Mr Siow Chin Lam, 69, has spent nearly five decades in Crescent Girls' School in Tanglin, and has no regrets.
Mr Siow, who joined the school in 1966, said: "I have fond memories of Crescent, and I know every nook and cranny of the school."
The geography and English teacher retired in 2008, but signed on almost immediately after that as a contract adjunct teacher to continue teaching.
"My principal asked me if I needed a break but I wanted to continue working, as long as I have the energy," said Mr Siow.
"It's nice to be acknowledged when my ex-students come up to me in hospitals or supermarkets to greet me," he added. "Some of them even say hi on Facebook."
AN INSTITUTION HIMSELF
I have fond memories of Crescent, and I know every nook and cranny of the school.
MR SIOW CHIN LAM, 69, who joined the school in 1966. Mr Siow (above), was a geography and English teacher who retired in 2008 and is now a contract adjunct teacher.
Mr Siow, one of Crescent Girls' longest-serving teachers, appears in an old, black-and-white photograph which is displayed along a corridor in the school that serves as its heritage gallery.
The $60,000 gallery, which was completed in September last year, features the school's milestones since it opened in 1955 as Alexandra Estate Secondary School, a co-educational school.
Eventually, the male students were transferred out, and the school adopted its current name in 1956, from a nearby estate, Prince Charles Crescent.
In 1996, the school was given autonomous status, which gave it greater freedom and funding to plan programmes for its students.
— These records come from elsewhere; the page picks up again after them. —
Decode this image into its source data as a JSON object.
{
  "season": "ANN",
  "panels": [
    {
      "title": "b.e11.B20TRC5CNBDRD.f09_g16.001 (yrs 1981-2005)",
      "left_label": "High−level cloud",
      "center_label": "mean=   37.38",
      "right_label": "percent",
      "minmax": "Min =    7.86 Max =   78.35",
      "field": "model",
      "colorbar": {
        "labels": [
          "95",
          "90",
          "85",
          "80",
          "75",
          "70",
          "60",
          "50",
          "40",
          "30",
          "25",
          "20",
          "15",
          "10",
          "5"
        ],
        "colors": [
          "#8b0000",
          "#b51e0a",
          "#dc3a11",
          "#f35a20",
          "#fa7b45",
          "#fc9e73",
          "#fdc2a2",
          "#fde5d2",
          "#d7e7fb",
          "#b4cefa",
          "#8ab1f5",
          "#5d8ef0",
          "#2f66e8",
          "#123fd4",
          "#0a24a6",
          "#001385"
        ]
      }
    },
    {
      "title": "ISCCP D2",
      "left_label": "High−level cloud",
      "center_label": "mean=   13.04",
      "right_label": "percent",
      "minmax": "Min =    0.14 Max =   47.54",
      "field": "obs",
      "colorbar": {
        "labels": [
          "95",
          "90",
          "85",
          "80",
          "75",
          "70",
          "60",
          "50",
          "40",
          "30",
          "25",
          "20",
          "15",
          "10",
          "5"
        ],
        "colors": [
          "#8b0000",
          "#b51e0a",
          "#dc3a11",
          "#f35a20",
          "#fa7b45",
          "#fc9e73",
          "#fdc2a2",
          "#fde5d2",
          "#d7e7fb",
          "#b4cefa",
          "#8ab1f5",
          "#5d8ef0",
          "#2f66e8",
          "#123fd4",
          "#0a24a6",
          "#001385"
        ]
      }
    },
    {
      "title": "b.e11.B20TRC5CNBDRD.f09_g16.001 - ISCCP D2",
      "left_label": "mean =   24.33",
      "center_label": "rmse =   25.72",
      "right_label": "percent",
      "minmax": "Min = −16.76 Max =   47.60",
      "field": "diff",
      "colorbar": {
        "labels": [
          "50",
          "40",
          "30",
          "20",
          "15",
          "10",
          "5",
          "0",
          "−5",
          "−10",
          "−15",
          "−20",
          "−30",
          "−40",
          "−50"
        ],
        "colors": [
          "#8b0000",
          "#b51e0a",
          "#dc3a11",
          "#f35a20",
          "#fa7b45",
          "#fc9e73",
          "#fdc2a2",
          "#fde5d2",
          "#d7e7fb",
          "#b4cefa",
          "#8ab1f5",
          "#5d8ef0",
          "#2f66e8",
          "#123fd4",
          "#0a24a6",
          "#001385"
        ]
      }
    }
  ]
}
It is known for its strength in adopting information technology in classes, as one of the pioneering schools in 2007 under the Ministry of Education's Future Schools project. These schools are designated as test beds for teaching approaches that use educational technology.
Also on display in the gallery are items contributed by alumni, such as old school badges designed by staff and students in the early years, an old handwritten register of students' names and their family details that was used in the 1950s and 1960s, and awards from former school athletes.
The gallery also features photos of the school's former principals and prominent alumni, such as Ms Ho Ching, wife of Prime Minister Lee Hsien Loong. She graduated from the school in 1969.
Secondary 3 student S. Darshana said the information panels on the principals struck her the most.
"Starting from Ms Evelyn Norris, Crescent's first principal, we see how the school has changed, and what the previous principals have done for it," she said.
Another Secondary 3 student, Estella Tan, said learning more about her school has given her a "stronger sense of attachment and school identity".
"My biggest memories of Crescent will be the friends I've made here and the school spirit," she said.